Dr Andy Dawson in Bosnia asked if he could make contact with key peacekeeper officials. Initially skeptical, he found door after door opening. Entering the main office, he approached the manin charge who casually looked up and said ‘Hello Andy. I did your course on the Anthropology of Europe at Hull’. He argued that this was the only thing which helped make sense of the context. He has become a leading light in ‘The Organisation of the High Representative’ led for most of its existence by Paddy Ashdowne, the EU’s body in Europe.

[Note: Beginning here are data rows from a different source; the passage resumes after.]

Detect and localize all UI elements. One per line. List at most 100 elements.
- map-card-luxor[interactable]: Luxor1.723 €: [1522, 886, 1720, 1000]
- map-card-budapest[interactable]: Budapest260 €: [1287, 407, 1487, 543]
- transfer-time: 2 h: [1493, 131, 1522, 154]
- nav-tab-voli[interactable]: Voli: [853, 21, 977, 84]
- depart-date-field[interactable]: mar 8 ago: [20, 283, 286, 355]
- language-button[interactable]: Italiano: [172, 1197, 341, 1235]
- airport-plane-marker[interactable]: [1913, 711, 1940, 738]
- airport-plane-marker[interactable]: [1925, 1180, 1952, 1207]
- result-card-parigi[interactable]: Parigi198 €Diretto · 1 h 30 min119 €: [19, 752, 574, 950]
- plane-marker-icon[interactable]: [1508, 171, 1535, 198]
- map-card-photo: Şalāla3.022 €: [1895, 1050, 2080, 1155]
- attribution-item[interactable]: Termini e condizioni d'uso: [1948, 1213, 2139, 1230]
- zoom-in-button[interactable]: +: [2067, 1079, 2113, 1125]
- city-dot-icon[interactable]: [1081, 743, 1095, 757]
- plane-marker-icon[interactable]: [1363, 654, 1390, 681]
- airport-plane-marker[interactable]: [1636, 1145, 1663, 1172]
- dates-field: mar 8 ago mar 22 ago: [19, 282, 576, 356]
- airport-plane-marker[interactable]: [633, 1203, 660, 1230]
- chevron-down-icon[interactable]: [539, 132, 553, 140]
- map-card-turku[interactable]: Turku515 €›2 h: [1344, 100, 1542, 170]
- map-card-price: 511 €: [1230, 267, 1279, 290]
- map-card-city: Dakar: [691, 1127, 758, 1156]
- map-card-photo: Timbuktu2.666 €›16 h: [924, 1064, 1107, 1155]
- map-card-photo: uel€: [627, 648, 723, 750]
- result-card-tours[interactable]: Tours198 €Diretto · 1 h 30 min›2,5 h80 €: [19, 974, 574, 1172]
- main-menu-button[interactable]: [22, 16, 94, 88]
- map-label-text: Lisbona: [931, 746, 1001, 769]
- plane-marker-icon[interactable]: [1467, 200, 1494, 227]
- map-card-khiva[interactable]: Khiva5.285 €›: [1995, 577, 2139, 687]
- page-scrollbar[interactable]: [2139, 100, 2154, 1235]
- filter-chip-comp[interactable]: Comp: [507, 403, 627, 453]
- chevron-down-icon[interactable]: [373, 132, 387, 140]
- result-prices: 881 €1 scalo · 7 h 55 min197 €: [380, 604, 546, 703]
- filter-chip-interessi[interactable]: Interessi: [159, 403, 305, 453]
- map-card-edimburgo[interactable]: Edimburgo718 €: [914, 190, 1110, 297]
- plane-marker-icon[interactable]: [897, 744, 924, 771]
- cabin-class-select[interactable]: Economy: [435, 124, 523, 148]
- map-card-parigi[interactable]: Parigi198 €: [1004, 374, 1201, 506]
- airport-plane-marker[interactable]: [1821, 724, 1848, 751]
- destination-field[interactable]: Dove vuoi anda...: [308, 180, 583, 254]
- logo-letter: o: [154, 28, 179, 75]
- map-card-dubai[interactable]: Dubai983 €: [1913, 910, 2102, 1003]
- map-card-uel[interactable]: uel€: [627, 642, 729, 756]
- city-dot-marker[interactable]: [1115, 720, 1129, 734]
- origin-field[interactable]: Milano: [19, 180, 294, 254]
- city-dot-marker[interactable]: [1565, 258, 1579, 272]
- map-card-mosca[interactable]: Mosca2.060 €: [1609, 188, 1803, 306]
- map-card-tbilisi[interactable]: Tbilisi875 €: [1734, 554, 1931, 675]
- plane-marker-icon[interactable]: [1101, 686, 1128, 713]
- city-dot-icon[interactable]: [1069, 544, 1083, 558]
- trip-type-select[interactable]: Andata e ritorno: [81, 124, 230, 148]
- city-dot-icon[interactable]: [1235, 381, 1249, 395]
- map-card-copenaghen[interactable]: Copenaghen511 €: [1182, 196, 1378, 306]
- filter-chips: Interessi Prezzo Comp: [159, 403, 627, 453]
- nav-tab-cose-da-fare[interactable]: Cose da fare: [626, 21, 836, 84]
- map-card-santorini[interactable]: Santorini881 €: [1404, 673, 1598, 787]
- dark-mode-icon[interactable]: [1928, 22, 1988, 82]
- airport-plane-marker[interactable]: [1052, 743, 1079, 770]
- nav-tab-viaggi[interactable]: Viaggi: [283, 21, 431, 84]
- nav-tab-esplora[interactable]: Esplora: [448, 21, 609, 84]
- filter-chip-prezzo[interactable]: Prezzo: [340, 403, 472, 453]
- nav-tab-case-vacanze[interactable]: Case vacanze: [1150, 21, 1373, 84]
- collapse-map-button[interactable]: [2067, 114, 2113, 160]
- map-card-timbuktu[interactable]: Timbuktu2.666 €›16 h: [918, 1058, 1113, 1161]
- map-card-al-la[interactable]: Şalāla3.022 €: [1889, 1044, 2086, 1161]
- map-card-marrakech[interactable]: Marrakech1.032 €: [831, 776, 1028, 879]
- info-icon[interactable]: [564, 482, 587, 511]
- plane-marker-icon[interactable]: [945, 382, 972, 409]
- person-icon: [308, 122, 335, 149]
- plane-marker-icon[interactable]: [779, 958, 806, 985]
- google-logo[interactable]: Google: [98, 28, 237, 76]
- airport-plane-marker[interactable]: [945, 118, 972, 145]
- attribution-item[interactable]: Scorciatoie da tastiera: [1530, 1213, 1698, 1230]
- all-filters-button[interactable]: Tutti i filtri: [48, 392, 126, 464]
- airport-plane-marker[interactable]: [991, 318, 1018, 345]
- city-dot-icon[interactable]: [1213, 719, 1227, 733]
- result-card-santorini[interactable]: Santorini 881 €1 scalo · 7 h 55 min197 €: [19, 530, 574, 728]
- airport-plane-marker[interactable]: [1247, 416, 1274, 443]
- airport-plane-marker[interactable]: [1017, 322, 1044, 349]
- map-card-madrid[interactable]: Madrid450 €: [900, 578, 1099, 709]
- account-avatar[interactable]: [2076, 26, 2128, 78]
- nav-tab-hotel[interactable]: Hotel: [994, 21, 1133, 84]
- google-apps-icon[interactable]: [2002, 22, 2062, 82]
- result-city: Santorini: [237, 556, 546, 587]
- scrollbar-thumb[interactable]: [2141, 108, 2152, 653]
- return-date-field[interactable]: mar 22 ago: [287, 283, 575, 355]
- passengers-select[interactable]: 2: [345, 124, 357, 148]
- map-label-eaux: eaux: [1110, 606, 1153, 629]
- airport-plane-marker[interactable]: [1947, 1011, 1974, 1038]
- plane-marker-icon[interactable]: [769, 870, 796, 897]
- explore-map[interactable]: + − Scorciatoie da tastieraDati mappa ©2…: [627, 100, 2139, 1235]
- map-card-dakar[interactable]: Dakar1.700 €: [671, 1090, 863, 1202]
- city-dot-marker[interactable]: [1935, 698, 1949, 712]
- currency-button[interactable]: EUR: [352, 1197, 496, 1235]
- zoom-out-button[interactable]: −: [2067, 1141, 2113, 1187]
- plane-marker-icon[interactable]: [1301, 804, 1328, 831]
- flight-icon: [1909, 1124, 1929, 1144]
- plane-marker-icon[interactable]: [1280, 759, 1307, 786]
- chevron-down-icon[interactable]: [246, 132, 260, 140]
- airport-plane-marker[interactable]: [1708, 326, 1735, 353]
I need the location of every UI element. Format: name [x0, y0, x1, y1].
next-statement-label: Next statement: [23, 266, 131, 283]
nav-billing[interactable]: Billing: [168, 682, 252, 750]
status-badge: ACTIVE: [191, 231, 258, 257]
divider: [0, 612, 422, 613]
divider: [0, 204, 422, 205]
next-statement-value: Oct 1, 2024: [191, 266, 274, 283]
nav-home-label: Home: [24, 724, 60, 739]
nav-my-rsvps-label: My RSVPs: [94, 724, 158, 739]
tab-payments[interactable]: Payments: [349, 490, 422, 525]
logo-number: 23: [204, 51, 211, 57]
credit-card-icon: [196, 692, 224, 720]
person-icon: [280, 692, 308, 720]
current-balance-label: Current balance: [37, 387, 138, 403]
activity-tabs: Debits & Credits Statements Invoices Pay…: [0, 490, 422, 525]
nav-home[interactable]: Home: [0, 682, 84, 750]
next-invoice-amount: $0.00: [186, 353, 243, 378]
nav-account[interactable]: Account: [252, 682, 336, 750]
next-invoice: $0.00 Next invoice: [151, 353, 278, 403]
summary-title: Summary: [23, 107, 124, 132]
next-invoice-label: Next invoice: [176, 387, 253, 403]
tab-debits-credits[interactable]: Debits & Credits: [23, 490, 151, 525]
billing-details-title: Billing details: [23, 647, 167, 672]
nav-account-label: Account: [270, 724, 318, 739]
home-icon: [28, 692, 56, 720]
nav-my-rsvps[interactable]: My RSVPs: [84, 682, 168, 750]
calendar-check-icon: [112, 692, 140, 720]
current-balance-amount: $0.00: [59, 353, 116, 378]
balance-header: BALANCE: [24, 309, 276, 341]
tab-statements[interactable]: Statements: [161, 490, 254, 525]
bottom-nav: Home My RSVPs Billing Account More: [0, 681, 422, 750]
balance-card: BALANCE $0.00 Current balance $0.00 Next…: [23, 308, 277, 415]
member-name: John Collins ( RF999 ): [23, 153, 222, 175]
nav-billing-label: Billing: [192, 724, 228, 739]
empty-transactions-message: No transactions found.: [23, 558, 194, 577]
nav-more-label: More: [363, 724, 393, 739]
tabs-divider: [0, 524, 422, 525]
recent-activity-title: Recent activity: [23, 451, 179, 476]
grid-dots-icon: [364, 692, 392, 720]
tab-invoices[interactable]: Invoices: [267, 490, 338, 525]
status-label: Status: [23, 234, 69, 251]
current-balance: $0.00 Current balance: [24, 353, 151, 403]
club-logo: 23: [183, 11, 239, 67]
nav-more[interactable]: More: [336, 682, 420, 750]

This senior official’s main degree was in S. E. Asia Studies at Hull, with the one course from our sociology/ anthropology department.

Andy emailed me: ‘ When I was there, Bosnia was full of young lawyers and political scientists whose core belief was that, since Bosnians has got themselves into this mess, they were the  last people that one should listen to in devising resolutions. They believed that peace-building was all simply about the rigid implementation of international law. In contrast, Jonathan  (Robinson) was very much an anthropologist, learning the language, getting out into the field and listening to people. The feeling was that through this he was able to broker some really significant agreements between local Serbs and returning Muslims. I have no doubt that this explains his rise.”

All this is inspirational. As a committed anthropologist I delighted that Paul Thompson, then HOD, and others on the appointments committee which included David Lockwood and Peter Townsend, offered me the lectureship. It was only a year later, that I was to discover  that a female sociologist, initiated an unsuccessful petition against my appointment. Apparently for her, anthropology was reduced to racial/racist profiling. A couple of years into my appointment, she asked me why it was that so many students enrolled for my course. It was incomprehensible. The example of Andy Dawson proves the point. I still note other ex students who have progressed in wonderful ways after graduating. It is always a joy to recognize them and see their trajectory.